Currency Market Analysis
Aug 20, 2015 | Currency Market Analysis
Sterling is trading just 1.7 percent shy of October 2014 peaks against the US dollar before this morning’s important UK retail sales report at 09:30. Stronger-than-expected news could lift Sterling closer to 10-month highs - levels the UK currency has struggled to maintain over the past 10 months. This morning Norway reported that its economy shrank by 0.1 percent in Q2, underlining the problems facing countries and currencies with exposure to falling commodity prices and China’s worrying economic slowdown.
China’s shock move to effectively devalue its Yuan remains a risk for global currency markets before tonight’s Chinese manufacturing report. Kazakhstan yesterday became the latest emerging market victim of China’s latest economic risks, with the country forced to abandon its currency band which triggered a 20 percent FX move. Yesterday the US dollar slid after Federal Reserve minutes highlighted US inflation concerns as oil prices fall.
Sterling is trading close to its highest levels since July 01 versus the US dollar this morning ahead of UK retail sales data at 09:30 that is expected to show a rise in consumer spending. Economists predict the report will show spending rose 0.4 percent (m/m) last month compared to a disappointing -0.2 percent in June. Today’s news could follow a report earlier this week which showed higher-than-expected UK inflation which was a positive signal for the Bank of England as they consider a future rate hike. The Sterling/dollar exchange rate is now just 1.7 percent shy of October 2014 peaks - levels the UK currency has struggled to maintain over the past 10 months.
The US dollar slid overnight and is down by 0.8 percent against a basket of currencies since Wednesday morning after minutes were released from the Federal Reserve's most recent policy meeting. The minutes stopped short of flagging any clear plans to begin raising rates next month, disappointing many traders who believed the Fed will hike US rates at its next meeting on September 16-17. Policymakers expressed concern about the low levels of inflation which is an important development given the meeting took place before the recent China-led plunge in global commodities. The minutes were released just hours after US inflation data missed expectations.

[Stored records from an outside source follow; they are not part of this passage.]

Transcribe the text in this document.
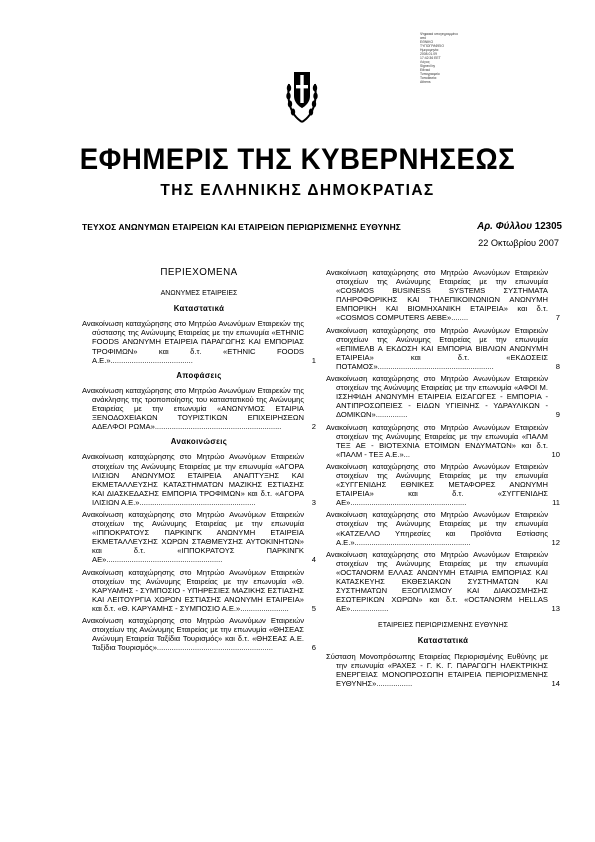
Ψηφιακά υπογεγραμμένο
από
ΕΘΝΙΚΟ
ΤΥΠΟΓΡΑΦΕΙΟ
Ημερομηνία:
2008.01.09
17:42:36 EET
Λόγος:
Signed by
Εθνικό
Τυπογραφείο
Τοποθεσία:
Athens
ΕΦΗΜΕΡΙΣ ΤΗΣ ΚΥΒΕΡΝΗΣΕΩΣ
ΤΗΣ ΕΛΛΗΝΙΚΗΣ ΔΗΜΟΚΡΑΤΙΑΣ
ΤΕΥΧΟΣ ΑΝΩΝΥΜΩΝ ΕΤΑΙΡΕΙΩΝ ΚΑΙ ΕΤΑΙΡΕΙΩΝ ΠΕΡΙΩΡΙΣΜΕΝΗΣ ΕΥΘΥΝΗΣ	Αρ. Φύλλου 12305
22 Οκτωβρίου 2007
ΠΕΡΙΕΧΟΜΕΝΑ
ΑΝΩΝΥΜΕΣ ΕΤΑΙΡΕΙΕΣ
Καταστατικά
Ανακοίνωση καταχώρησης στο Μητρώο Ανωνύμων Εταιρειών της σύστασης της Ανώνυμης Εταιρείας με την επωνυμία «ETHNIC FOODS ΑΝΩΝΥΜΗ ΕΤΑΙΡΕΙΑ ΠΑΡΑΓΩΓΗΣ ΚΑΙ ΕΜΠΟΡΙΑΣ ΤΡΟΦΙΜΩΝ» και δ.τ. «ETHNIC FOODS Α.Ε.».......................................	1
Αποφάσεις
Ανακοίνωση καταχώρησης στο Μητρώο Ανωνύμων Εταιρειών της ανάκλησης της τροποποίησης του καταστατικού της Ανώνυμης Εταιρείας με την επωνυμία «ΑΝΩΝΥΜΟΣ ΕΤΑΙΡΙΑ ΞΕΝΟΔΟΧΕΙΑΚΩΝ ΤΟΥΡΙΣΤΙΚΩΝ ΕΠΙΧΕΙΡΗΣΕΩΝ ΑΔΕΛΦΟΙ ΡΩΜΑ»............................................................	2
Ανακοινώσεις
Ανακοίνωση καταχώρησης στο Μητρώο Ανωνύμων Εταιρειών στοιχείων της Ανώνυμης Εταιρείας με την επωνυμία «ΑΓΟΡΑ ΙΛΙΣΙΩΝ ΑΝΩΝΥΜΟΣ ΕΤΑΙΡΕΙΑ ΑΝΑΠΤΥΞΗΣ ΚΑΙ ΕΚΜΕΤΑΛΛΕΥΣΗΣ ΚΑΤΑΣΤΗΜΑΤΩΝ ΜΑΖΙΚΗΣ ΕΣΤΙΑΣΗΣ ΚΑΙ ΔΙΑΣΚΕΔΑΣΗΣ ΕΜΠΟΡΙΑ ΤΡΟΦΙΜΩΝ» και δ.τ. «ΑΓΟΡΑ ΙΛΙΣΙΩΝ Α.Ε.».......................................................	3
Ανακοίνωση καταχώρησης στο Μητρώο Ανωνύμων Εταιρειών στοιχείων της Ανώνυμης Εταιρείας με την επωνυμία «ΙΠΠΟΚΡΑΤΟΥΣ ΠΑΡΚΙΝΓΚ ΑΝΩΝΥΜΗ ΕΤΑΙΡΕΙΑ ΕΚΜΕΤΑΛΛΕΥΣΗΣ ΧΩΡΩΝ ΣΤΑΘΜΕΥΣΗΣ ΑΥΤΟΚΙΝΗΤΩΝ» και δ.τ. «ΙΠΠΟΚΡΑΤΟΥΣ ΠΑΡΚΙΝΓΚ ΑΕ».......................................................	4
Ανακοίνωση καταχώρησης στο Μητρώο Ανωνύμων Εταιρειών στοιχείων της Ανώνυμης Εταιρείας με την επωνυμία «Θ. ΚΑΡΥΑΜΗΣ - ΣΥΜΠΟΣΙΟ - ΥΠΗΡΕΣΙΕΣ ΜΑΖΙΚΗΣ ΕΣΤΙΑΣΗΣ ΚΑΙ ΛΕΙΤΟΥΡΓΙΑ ΧΩΡΩΝ ΕΣΤΙΑΣΗΣ ΑΝΩΝΥΜΗ ΕΤΑΙΡΕΙΑ» και δ.τ. «Θ. ΚΑΡΥΑΜΗΣ - ΣΥΜΠΟΣΙΟ Α.Ε.».......................	5
Ανακοίνωση καταχώρησης στο Μητρώο Ανωνύμων Εταιρειών στοιχείων της Ανώνυμης Εταιρείας με την επωνυμία «ΘΗΣΕΑΣ Ανώνυμη Εταιρεία Ταξίδια Τουρισμός» και δ.τ. «ΘΗΣΕΑΣ Α.Ε. Ταξίδια Τουρισμός».......................................................	6
Ανακοίνωση καταχώρησης στο Μητρώο Ανωνύμων Εταιρειών στοιχείων της Ανώνυμης Εταιρείας με την επωνυμία «COSMOS BUSINESS SYSTEMS ΣΥΣΤΗΜΑΤΑ ΠΛΗΡΟΦΟΡΙΚΗΣ ΚΑΙ ΤΗΛΕΠΙΚΟΙΝΩΝΙΩΝ ΑΝΩΝΥΜΗ ΕΜΠΟΡΙΚΗ ΚΑΙ ΒΙΟΜΗΧΑΝΙΚΗ ΕΤΑΙΡΕΙΑ» και δ.τ. «COSMOS COMPUTERS ΑΕΒΕ»........	7
Ανακοίνωση καταχώρησης στο Μητρώο Ανωνύμων Εταιρειών στοιχείων της Ανώνυμης Εταιρείας με την επωνυμία «ΕΠΙΜΕΛΒ Α ΕΚΔΟΣΗ ΚΑΙ ΕΜΠΟΡΙΑ ΒΙΒΛΙΩΝ ΑΝΩΝΥΜΗ ΕΤΑΙΡΕΙΑ» και δ.τ. «ΕΚΔΟΣΕΙΣ ΠΟΤΑΜΟΣ».......................................................	8
Ανακοίνωση καταχώρησης στο Μητρώο Ανωνύμων Εταιρειών στοιχείων της Ανώνυμης Εταιρείας με την επωνυμία «ΑΦΟΙ Μ. ΙΣΣΗΦΙΔΗ ΑΝΩΝΥΜΗ ΕΤΑΙΡΕΙΑ ΕΙΣΑΓΩΓΕΣ - ΕΜΠΟΡΙΑ - ΑΝΤΙΠΡΟΣΩΠΕΙΕΣ - ΕΙΔΩΝ ΥΓΙΕΙΝΗΣ - ΥΔΡΑΥΛΙΚΩΝ - ΔΟΜΙΚΩΝ»...............	9
Ανακοίνωση καταχώρησης στο Μητρώο Ανωνύμων Εταιρειών στοιχείων της Ανώνυμης Εταιρείας με την επωνυμία «ΠΑΛΜ ΤΕΞ ΑΕ - ΒΙΟΤΕΧΝΙΑ ΕΤΟΙΜΩΝ ΕΝΔΥΜΑΤΩΝ» και δ.τ. «ΠΑΛΜ - ΤΕΞ Α.Ε.»...	10
Ανακοίνωση καταχώρησης στο Μητρώο Ανωνύμων Εταιρειών στοιχείων της Ανώνυμης Εταιρείας με την επωνυμία «ΣΥΓΓΕΝΙΔΗΣ ΕΘΝΙΚΕΣ ΜΕΤΑΦΟΡΕΣ ΑΝΩΝΥΜΗ ΕΤΑΙΡΕΙΑ» και δ.τ. «ΣΥΓΓΕΝΙΔΗΣ ΑΕ».......................................................	11
Ανακοίνωση καταχώρησης στο Μητρώο Ανωνύμων Εταιρειών στοιχείων της Ανώνυμης Εταιρείας με την επωνυμία «ΚΑΤΖΕΛΛΟ Υπηρεσίες και Προϊόντα Εστίασης Α.Ε.».......................................................	12
Ανακοίνωση καταχώρησης στο Μητρώο Ανωνύμων Εταιρειών στοιχείων της Ανώνυμης Εταιρείας με την επωνυμία «OCTANORM ΕΛΛΑΣ ΑΝΩΝΥΜΗ ΕΤΑΙΡΙΑ ΕΜΠΟΡΙΑΣ ΚΑΙ ΚΑΤΑΣΚΕΥΗΣ ΕΚΘΕΣΙΑΚΩΝ ΣΥΣΤΗΜΑΤΩΝ ΚΑΙ ΣΥΣΤΗΜΑΤΩΝ ΕΞΟΠΛΙΣΜΟΥ ΚΑΙ ΔΙΑΚΟΣΜΗΣΗΣ ΕΣΩΤΕΡΙΚΩΝ ΧΩΡΩΝ» και δ.τ. «OCTANORM HELLAS ΑΕ»..................	13
ΕΤΑΙΡΕΙΕΣ ΠΕΡΙΩΡΙΣΜΕΝΗΣ ΕΥΘΥΝΗΣ
Καταστατικά
Σύσταση Μονοπρόσωπης Εταιρείας Περιορισμένης Ευθύνης με την επωνυμία «ΡΑΧΕΣ - Γ. Κ. Γ. ΠΑΡΑΓΩΓΗ ΗΛΕΚΤΡΙΚΗΣ ΕΝΕΡΓΕΙΑΣ ΜΟΝΟΠΡΟΣΩΠΗ ΕΤΑΙΡΕΙΑ ΠΕΡΙΟΡΙΣΜΕΝΗΣ ΕΥΘΥΝΗΣ».................	14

The German parliament yesterday backed the latest €86bn Greek rescue deal, opening the way for the immediate release of emergency funds to help Greece pay its national debts and refinance its banking sector. Following the Bundestag vote, the Eurogroup has agreed to release €26bn, with the positive news assisting the Euro’s advance against the US dollar to near 1-month highs. The Greek developments are timely, coming just in front of tomorrow’s important Euro Zone industry PMI surveys that are expected to show slightly weaker business activity across Europe in August. The Euro has appreciated by almost 1 percent against Sterling since Wednesday morning.